Culture 3: Claudia tells the story about the doll she received for Christmas one year. This doll was a beautiful doll that had blonde hair, blue eyes, and pink skin. Instead of appreciating the doll like most other children would have done, Claudia dismembered and destroyed the doll. She was sick of having American ideals of beauty placed on her, which said that being white with blonde hair and blue eyes was what was deemed as beautiful.
Culture 4: This excerpt from a first grade reading primer describes the perfect white family. Morrison uses these excerpts in many points of the story to illustrate the dichotomy between the ideal white family, and the family of blacks, specifically Pecola's family. The reading book perpetuates the stigma that what is seen as "ideal" in American culture means having a neat little house, run by two loving parents, with two children, one of which has blonde hair and blue eyes, and a fun loving dog who plays with the children. This social stigma presses on children who are "different" that are reading these books, and makes them think they are abnormal and unacceptable.
Culture 5: The Breedloves are described. They think they are poor and ugly, and it says that much of the reason they think this is because of the white American media. The media, as part of our culture, sets the standards for what defines beauty, and anything straying from these standards is viewed as ugly.
Culture 6: Pecola is constantly faced with the standards set on her society by American culture. She cannot even enjoy a piece of candy without feeling that she is different and lacking in some way in terms of beauty. When she goes to eat her Mary Jane candy, she is mesmerized by the little girl of Mary Jane on the cover, a blonde-haired, blue-eyed girl. These cultural pressures of what defines beauty make Pecola aware of just how much she strays from that defined beauty. This eventually leads to her desire for blue eyes, which in turn leads her into madness.
Culture 7: When Pecola, Maureen, Claudia and Frieda are walking home from the ice cream shop, they pass a theater with a picture of Betty Grable on it. Young girls are bombarded with American culture's ideals of beauty, such as pictures of famous actresses. Betty Grable in particular, with her blonde hair and blue eyes, makes Pecola and Maureen want to look like her. However, despite all of their hopes and wishes, they will never be able to look like that, and they are left as the victims of a culture that standardizes and limits young children.

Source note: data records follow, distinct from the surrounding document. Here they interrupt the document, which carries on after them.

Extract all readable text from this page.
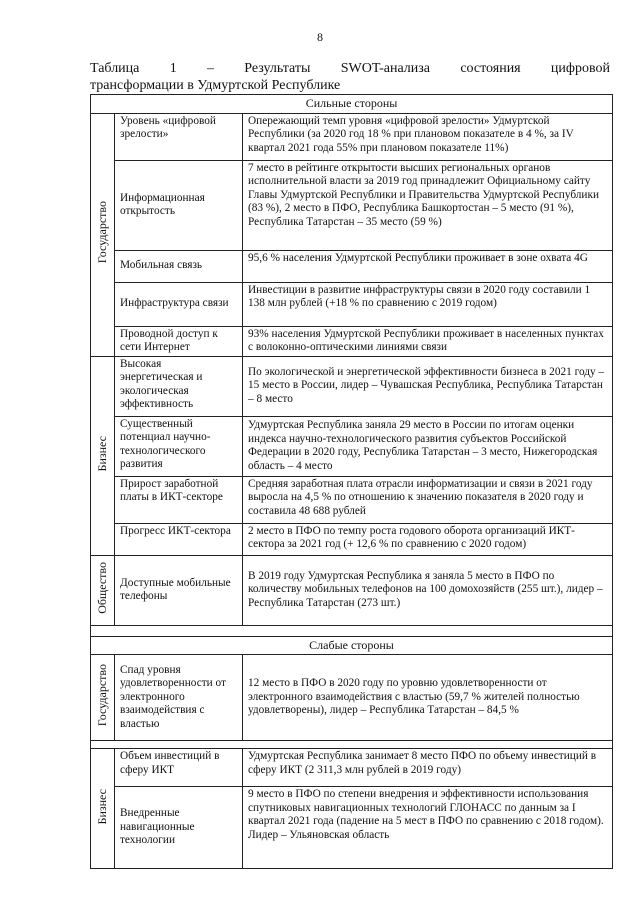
8
Таблица 1 – Результаты SWOT-анализа состояния цифровой
трансформации в Удмуртской Республике
Сильные стороны		
Государство	Уровень «цифровой зрелости»	Опережающий темп уровня «цифровой зрелости» Удмуртской Республики (за 2020 год 18 % при плановом показателе в 4 %, за IV квартал 2021 года 55% при плановом показателе 11%)
	Информационная открытость	7 место в рейтинге открытости высших региональных органов исполнительной власти за 2019 год принадлежит Официальному сайту Главы Удмуртской Республики и Правительства Удмуртской Республики (83 %), 2 место в ПФО, Республика Башкортостан – 5 место (91 %), Республика Татарстан – 35 место (59 %)
	Мобильная связь	95,6 % населения Удмуртской Республики проживает в зоне охвата 4G
	Инфраструктура связи	Инвестиции в развитие инфраструктуры связи в 2020 году составили 1 138 млн рублей (+18 % по сравнению с 2019 годом)
	Проводной доступ к сети Интернет	93% населения Удмуртской Республики проживает в населенных пунктах с волоконно-оптическими линиями связи
Бизнес	Высокая энергетическая и экологическая эффективность	По экологической и энергетической эффективности бизнеса в 2021 году – 15 место в России, лидер – Чувашская Республика, Республика Татарстан – 8 место
	Существенный потенциал научно-технологического развития	Удмуртская Республика заняла 29 место в России по итогам оценки индекса научно-технологического развития субъектов Российской Федерации в 2020 году, Республика Татарстан – 3 место, Нижегородская область – 4 место
	Прирост заработной платы в ИКТ-секторе	Средняя заработная плата отрасли информатизации и связи в 2021 году выросла на 4,5 % по отношению к значению показателя в 2020 году и составила 48 688 рублей
	Прогресс ИКТ-сектора	2 место в ПФО по темпу роста годового оборота организаций ИКТ-сектора за 2021 год (+ 12,6 % по сравнению с 2020 годом)
Общество	Доступные мобильные телефоны	В 2019 году Удмуртская Республика я заняла 5 место в ПФО по количеству мобильных телефонов на 100 домохозяйств (255 шт.), лидер – Республика Татарстан (273 шт.)

Слабые стороны		
Государство	Спад уровня удовлетворенности от электронного взаимодействия с властью	12 место в ПФО в 2020 году по уровню удовлетворенности от электронного взаимодействия с властью (59,7 % жителей полностью удовлетворены), лидер – Республика Татарстан – 84,5 %

Бизнес	Объем инвестиций в сферу ИКТ	Удмуртская Республика занимает 8 место ПФО по объему инвестиций в сферу ИКТ (2 311,3 млн рублей в 2019 году)
	Внедренные навигационные технологии	9 место в ПФО по степени внедрения и эффективности использования спутниковых навигационных технологий ГЛОНАСС по данным за I квартал 2021 года (падение на 5 мест в ПФО по сравнению с 2018 годом). Лидер – Ульяновская область
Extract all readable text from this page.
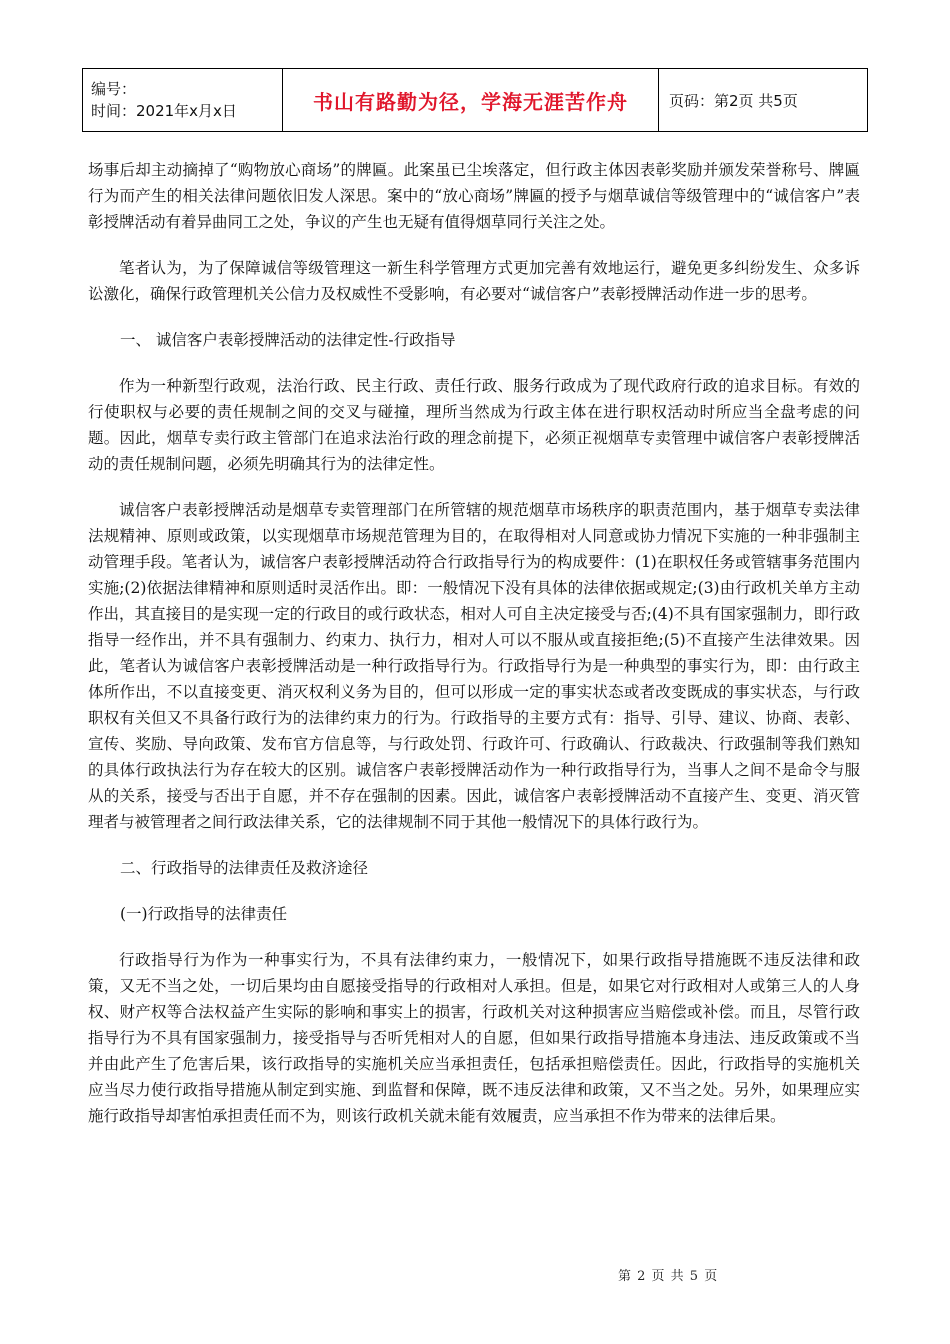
编号：
时间：2021年x月x日	书山有路勤为径，学海无涯苦作舟	页码：第2页 共5页

场事后却主动摘掉了“购物放心商场”的牌匾。此案虽已尘埃落定，但行政主体因表彰奖励并颁发荣誉称号、牌匾行为而产生的相关法律问题依旧发人深思。案中的“放心商场”牌匾的授予与烟草诚信等级管理中的“诚信客户”表彰授牌活动有着异曲同工之处，争议的产生也无疑有值得烟草同行关注之处。

笔者认为，为了保障诚信等级管理这一新生科学管理方式更加完善有效地运行，避免更多纠纷发生、众多诉讼激化，确保行政管理机关公信力及权威性不受影响，有必要对“诚信客户”表彰授牌活动作进一步的思考。

一、 诚信客户表彰授牌活动的法律定性-行政指导

作为一种新型行政观，法治行政、民主行政、责任行政、服务行政成为了现代政府行政的追求目标。有效的行使职权与必要的责任规制之间的交叉与碰撞，理所当然成为行政主体在进行职权活动时所应当全盘考虑的问题。因此，烟草专卖行政主管部门在追求法治行政的理念前提下，必须正视烟草专卖管理中诚信客户表彰授牌活动的责任规制问题，必须先明确其行为的法律定性。

诚信客户表彰授牌活动是烟草专卖管理部门在所管辖的规范烟草市场秩序的职责范围内，基于烟草专卖法律法规精神、原则或政策，以实现烟草市场规范管理为目的，在取得相对人同意或协力情况下实施的一种非强制主动管理手段。笔者认为，诚信客户表彰授牌活动符合行政指导行为的构成要件：(1)在职权任务或管辖事务范围内实施;(2)依据法律精神和原则适时灵活作出。即：一般情况下没有具体的法律依据或规定;(3)由行政机关单方主动作出，其直接目的是实现一定的行政目的或行政状态，相对人可自主决定接受与否;(4)不具有国家强制力，即行政指导一经作出，并不具有强制力、约束力、执行力，相对人可以不服从或直接拒绝;(5)不直接产生法律效果。因此，笔者认为诚信客户表彰授牌活动是一种行政指导行为。行政指导行为是一种典型的事实行为，即：由行政主体所作出，不以直接变更、消灭权利义务为目的，但可以形成一定的事实状态或者改变既成的事实状态，与行政职权有关但又不具备行政行为的法律约束力的行为。行政指导的主要方式有：指导、引导、建议、协商、表彰、宣传、奖励、导向政策、发布官方信息等，与行政处罚、行政许可、行政确认、行政裁决、行政强制等我们熟知的具体行政执法行为存在较大的区别。诚信客户表彰授牌活动作为一种行政指导行为，当事人之间不是命令与服从的关系，接受与否出于自愿，并不存在强制的因素。因此，诚信客户表彰授牌活动不直接产生、变更、消灭管理者与被管理者之间行政法律关系，它的法律规制不同于其他一般情况下的具体行政行为。

二、行政指导的法律责任及救济途径

(一)行政指导的法律责任

行政指导行为作为一种事实行为，不具有法律约束力，一般情况下，如果行政指导措施既不违反法律和政策，又无不当之处，一切后果均由自愿接受指导的行政相对人承担。但是，如果它对行政相对人或第三人的人身权、财产权等合法权益产生实际的影响和事实上的损害，行政机关对这种损害应当赔偿或补偿。而且，尽管行政指导行为不具有国家强制力，接受指导与否听凭相对人的自愿，但如果行政指导措施本身违法、违反政策或不当并由此产生了危害后果，该行政指导的实施机关应当承担责任，包括承担赔偿责任。因此，行政指导的实施机关应当尽力使行政指导措施从制定到实施、到监督和保障，既不违反法律和政策，又不当之处。另外，如果理应实施行政指导却害怕承担责任而不为，则该行政机关就未能有效履责，应当承担不作为带来的法律后果。

第 2 页 共 5 页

Culture 8: During her younger years, Pauline Breedlove spent a lot of time at the movie theater. It was here where she learned American standards of true beauty. Constantly faced with actresses like Jean Harlow, the ultimate Hollywood blonde bombshell, Pauline was forced to examine her own beauty in terms of Harlow's. She realized that she did not look anything like Harlow, and based on this, came to the conclusion that she must be ugly. However, her feelings of ugliness were purely based on cultural standards set on her through the medium of Hollywood.
Culture 9: Claudia feels the need for Pecola's baby to be alive and healthy. She wants the baby to survive because she wants to counteract the cultural emphasis placed on white girls with blonde hair and blue eyes, exemplified by the types of white baby dolls most children adore (dolls that look like Shirley Temple). If Pecola's baby lives, maybe people can learn to love a black baby and see black as beautiful too. At least this is what Claudia is hoping for.
Culture 10: Pecola beats her arms like a bird, and attempts to fly up to the sky. However, she cannot. The reason she cannot is because she has been held back by the culture in which she lives, a culture that values white beauty, and ignores black beauty. It was an inevitable end result that Pecola would never be able to achieve the standards of beauty she wanted to. She was born a black child, and unfortunately, her culture does not accept black beauty. Thus, her dreams would never be fulfilled. And even though she thinks she has blue eyes, the world around her does not recognize her as she wishes to be seen. And because of this, she is driven to madness, caused by the pressures and social standards of her culture.